Article 2(1) of the Regulation No 44/2001 regarding the Jurisdiction of the courts of the place where the defendant is domiciled, as well as the article 22 of the same Regulation, regarding the exclusive international jurisdiction

 C. Consideration of the question referred

 Firstly, the CJEU has already held that Article 22(4) of Regulation No 44/2001 reflects the same system as Article 16(4) of the Brussels Convention and is, moreover, drafted in almost identical terms so that it is necessary to ensure continuity in the interpretation of those provisions. Moreover, the concept of proceedings “concerned with the registration or validity of (intellectual property rights)”, referred to in those provisions is an ‘independent concept’ intended to have uniform application in all contracting States.

The Court has, also held that provisions which confer exclusive jurisdiction, such as Article 16 of the Brussels Convention and Article 22 of Regulation No 44/2001, must not be given a wider interpretation than is required by their objective, since they deprive the parties of the choice of forum which would otherwise be theirs.

The objective of Article 22(4) of Regulation No 44/2001 is to ensure that jurisdiction for proceedings concerned with the registration or validity of intellectual property rights rests with courts closely linked in fact and law to the register.

In that regard, the Court points out that the question of the individual estate to which an intellectual property right belongs is not, generally, closely linked in fact and law to the place where that right has been registered. It follows from all the foregoing considerations that a case such as that at issue in the main proceedings, which concerns exclusively the question of who must be regarded as the proprietor of the trade mark at issue, does not fall within the scope of Article 22(4) of Regulation No 44/2001.

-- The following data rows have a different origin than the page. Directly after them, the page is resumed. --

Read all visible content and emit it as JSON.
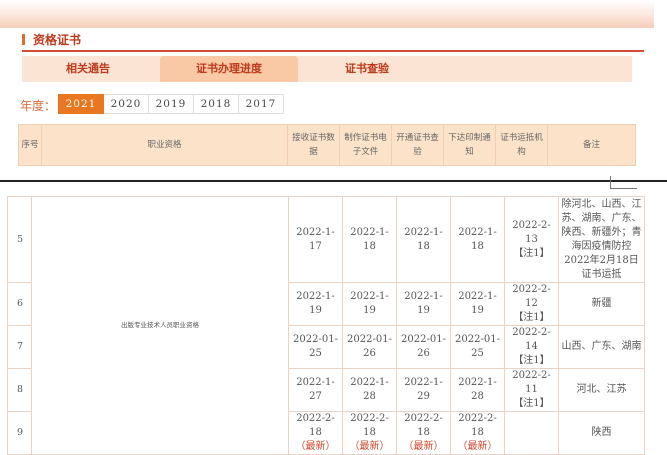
{
  "section": {
    "title": "资格证书"
  },
  "tabs": [
    {
      "label": "相关通告",
      "active": false
    },
    {
      "label": "证书办理进度",
      "active": true
    },
    {
      "label": "证书查验",
      "active": false
    }
  ],
  "year_selector": {
    "label": "年度：",
    "years": [
      "2021",
      "2020",
      "2019",
      "2018",
      "2017"
    ],
    "selected": "2021"
  },
  "table": {
    "headers": {
      "no": "序号",
      "qualification": "职业资格",
      "received": "接收证书数据",
      "made": "制作证书电子文件",
      "check": "开通证书查验",
      "print": "下达印制通知",
      "shipped": "证书运抵机构",
      "remark": "备注"
    },
    "qualification": "出版专业技术人员职业资格",
    "note_label": "【注1】",
    "latest_label": "（最新）",
    "rows": [
      {
        "no": "5",
        "received": "2022-1-17",
        "made": "2022-1-18",
        "check": "2022-1-18",
        "print": "2022-1-18",
        "shipped": "2022-2-13",
        "remark": "除河北、山西、江苏、湖南、广东、陕西、新疆外；青海因疫情防控2022年2月18日证书运抵"
      },
      {
        "no": "6",
        "received": "2022-1-19",
        "made": "2022-1-19",
        "check": "2022-1-19",
        "print": "2022-1-19",
        "shipped": "2022-2-12",
        "remark": "新疆"
      },
      {
        "no": "7",
        "received": "2022-01-25",
        "made": "2022-01-26",
        "check": "2022-01-26",
        "print": "2022-01-25",
        "shipped": "2022-2-14",
        "remark": "山西、广东、湖南"
      },
      {
        "no": "8",
        "received": "2022-1-27",
        "made": "2022-1-28",
        "check": "2022-1-29",
        "print": "2022-1-28",
        "shipped": "2022-2-11",
        "remark": "河北、江苏"
      },
      {
        "no": "9",
        "received": "2022-2-18",
        "made": "2022-2-18",
        "check": "2022-2-18",
        "print": "2022-2-18",
        "shipped": "",
        "remark": "陕西"
      }
    ]
  }
}
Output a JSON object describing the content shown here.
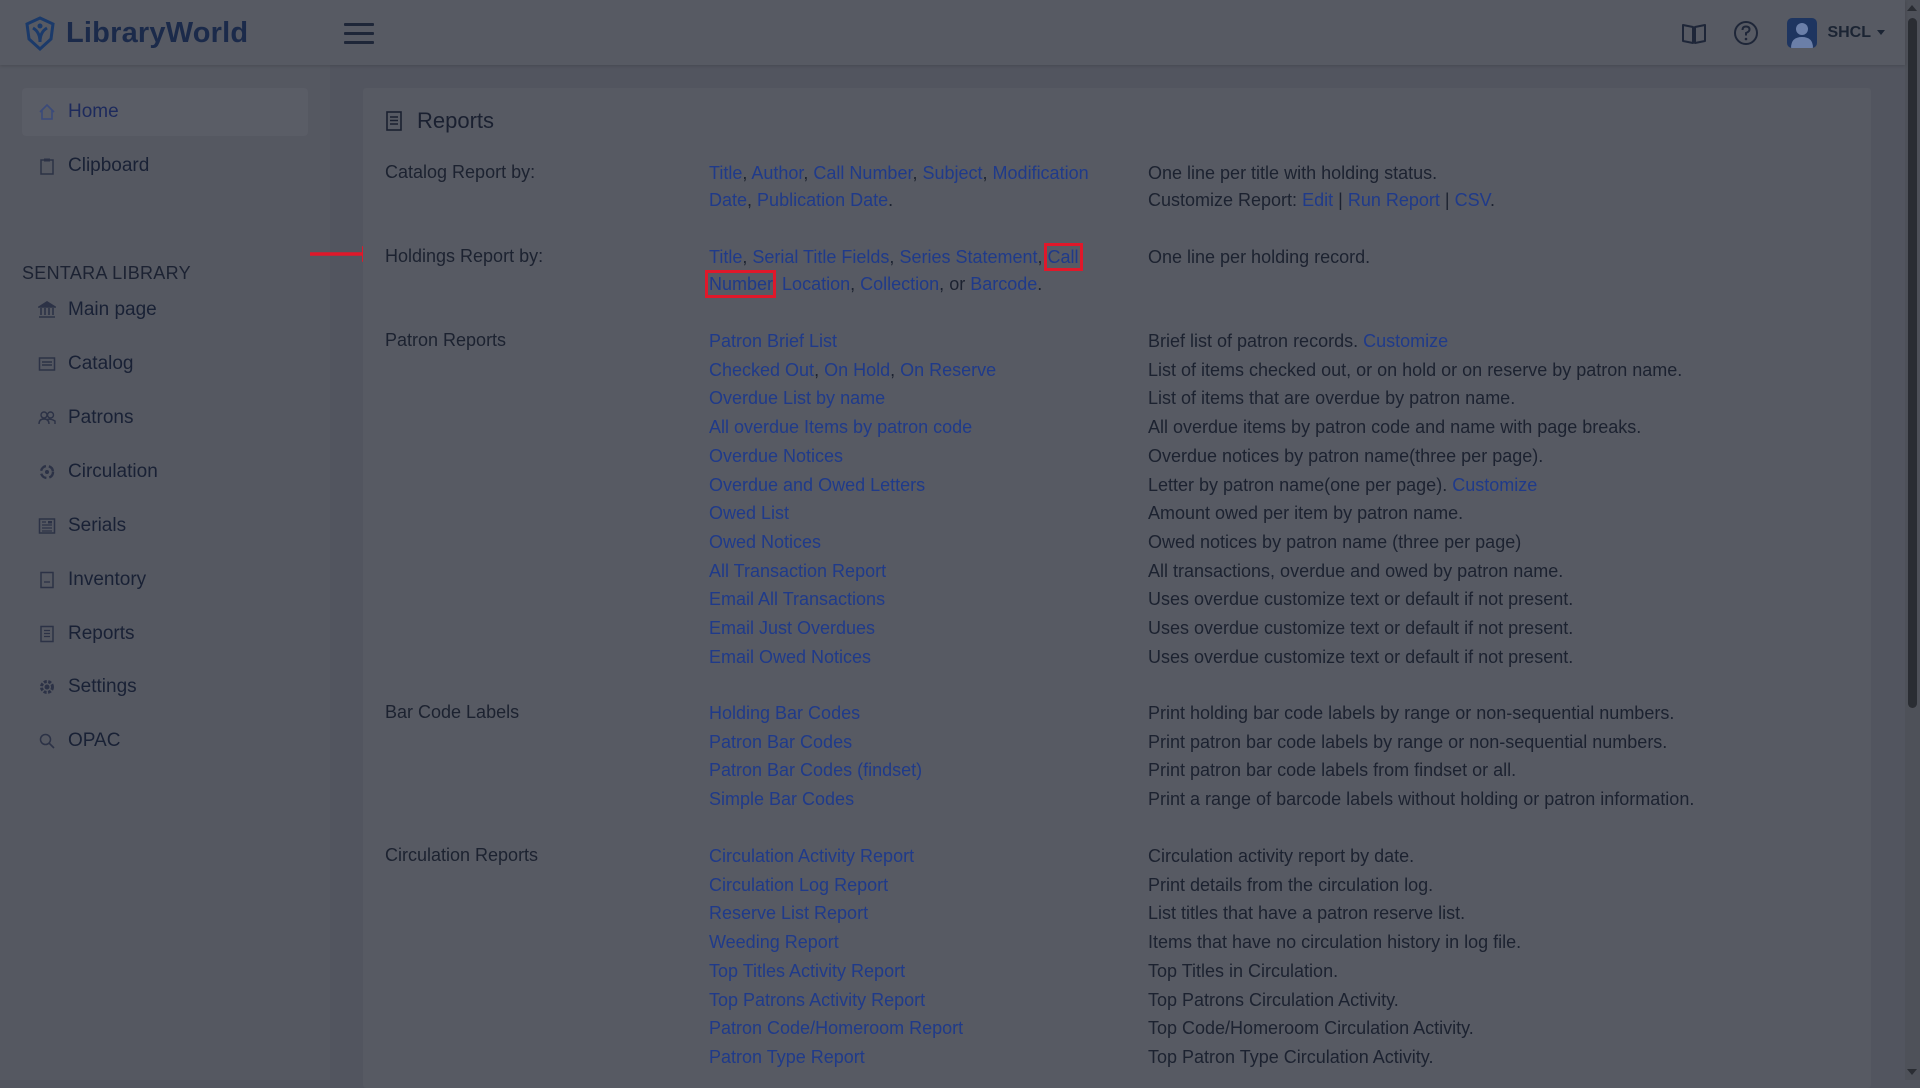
{
  "brand": {
    "name": "LibraryWorld"
  },
  "user": {
    "name": "SHCL"
  },
  "colors": {
    "link": "#1f3a8a",
    "highlight": "#e0182a",
    "brand": "#1b2a4a"
  },
  "sidebar": {
    "section": "SENTARA LIBRARY",
    "items": [
      {
        "label": "Home",
        "icon": "home-icon"
      },
      {
        "label": "Clipboard",
        "icon": "clipboard-icon"
      },
      {
        "label": "Main page",
        "icon": "bank-icon"
      },
      {
        "label": "Catalog",
        "icon": "catalog-icon"
      },
      {
        "label": "Patrons",
        "icon": "users-icon"
      },
      {
        "label": "Circulation",
        "icon": "circulation-icon"
      },
      {
        "label": "Serials",
        "icon": "serials-icon"
      },
      {
        "label": "Inventory",
        "icon": "inventory-icon"
      },
      {
        "label": "Reports",
        "icon": "reports-icon"
      },
      {
        "label": "Settings",
        "icon": "gear-icon"
      },
      {
        "label": "OPAC",
        "icon": "search-icon"
      }
    ]
  },
  "page": {
    "title": "Reports"
  },
  "catalog": {
    "label": "Catalog Report by:",
    "links": [
      "Title",
      "Author",
      "Call Number",
      "Subject",
      "Modification",
      "Date",
      "Publication Date"
    ],
    "desc1": "One line per title with holding status.",
    "desc2_prefix": "Customize Report:",
    "edit": "Edit",
    "run": "Run Report",
    "csv": "CSV"
  },
  "holdings": {
    "label": "Holdings Report by:",
    "links": [
      "Title",
      "Serial Title Fields",
      "Series Statement",
      "Call",
      "Number",
      "Location",
      "Collection",
      "Barcode"
    ],
    "or": "or",
    "desc": "One line per holding record."
  },
  "patron": {
    "label": "Patron Reports",
    "rows": [
      {
        "desc": "Brief list of patron records.",
        "extra": "Customize"
      },
      {
        "desc": "List of items checked out, or on hold or on reserve by patron name."
      },
      {
        "link": "Overdue List by name",
        "desc": "List of items that are overdue by patron name."
      },
      {
        "link": "All overdue Items by patron code",
        "desc": "All overdue items by patron code and name with page breaks."
      },
      {
        "link": "Overdue Notices",
        "desc": "Overdue notices by patron name(three per page)."
      },
      {
        "link": "Overdue and Owed Letters",
        "desc": "Letter by patron name(one per page).",
        "extra": "Customize"
      },
      {
        "link": "Owed List",
        "desc": "Amount owed per item by patron name."
      },
      {
        "link": "Owed Notices",
        "desc": "Owed notices by patron name (three per page)"
      },
      {
        "link": "All Transaction Report",
        "desc": "All transactions, overdue and owed by patron name."
      },
      {
        "link": "Email All Transactions",
        "desc": "Uses overdue customize text or default if not present."
      },
      {
        "link": "Email Just Overdues",
        "desc": "Uses overdue customize text or default if not present."
      },
      {
        "link": "Email Owed Notices",
        "desc": "Uses overdue customize text or default if not present."
      }
    ],
    "row0_link": "Patron Brief List",
    "row1_links": [
      "Checked Out",
      "On Hold",
      "On Reserve"
    ]
  },
  "barcode": {
    "label": "Bar Code Labels",
    "rows": [
      {
        "link": "Holding Bar Codes",
        "desc": "Print holding bar code labels by range or non-sequential numbers."
      },
      {
        "link": "Patron Bar Codes",
        "desc": "Print patron bar code labels by range or non-sequential numbers."
      },
      {
        "link": "Patron Bar Codes (findset)",
        "desc": "Print patron bar code labels from findset or all."
      },
      {
        "link": "Simple Bar Codes",
        "desc": "Print a range of barcode labels without holding or patron information."
      }
    ]
  },
  "circulation": {
    "label": "Circulation Reports",
    "rows": [
      {
        "link": "Circulation Activity Report",
        "desc": "Circulation activity report by date."
      },
      {
        "link": "Circulation Log Report",
        "desc": "Print details from the circulation log."
      },
      {
        "link": "Reserve List Report",
        "desc": "List titles that have a patron reserve list."
      },
      {
        "link": "Weeding Report",
        "desc": "Items that have no circulation history in log file."
      },
      {
        "link": "Top Titles Activity Report",
        "desc": "Top Titles in Circulation."
      },
      {
        "link": "Top Patrons Activity Report",
        "desc": "Top Patrons Circulation Activity."
      },
      {
        "link": "Patron Code/Homeroom Report",
        "desc": "Top Code/Homeroom Circulation Activity."
      },
      {
        "link": "Patron Type Report",
        "desc": "Top Patron Type Circulation Activity."
      }
    ]
  }
}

The Court clarified as well the relationship between the rule of jurisdiction set out in Paragraph 4.6 of the BCIP and that laid down in Article 22(4) of Regulation No 44/2001, and came to the conclusion that the case in the main proceedings does not concern the registration or the validity of the Benelux trade mark in question or any potential infringement of that trade mark.

On those grounds, the Court hereby stated that:

The article 22(4) of Council Regulation (EC) No 44/2001 of 22 December 2000 on jurisdiction and the recognition and enforcement of judgments in civil and commercial matters must be interpreted as not applying to proceedings to determine whether a person was correctly registered as the proprietor of a trade mark.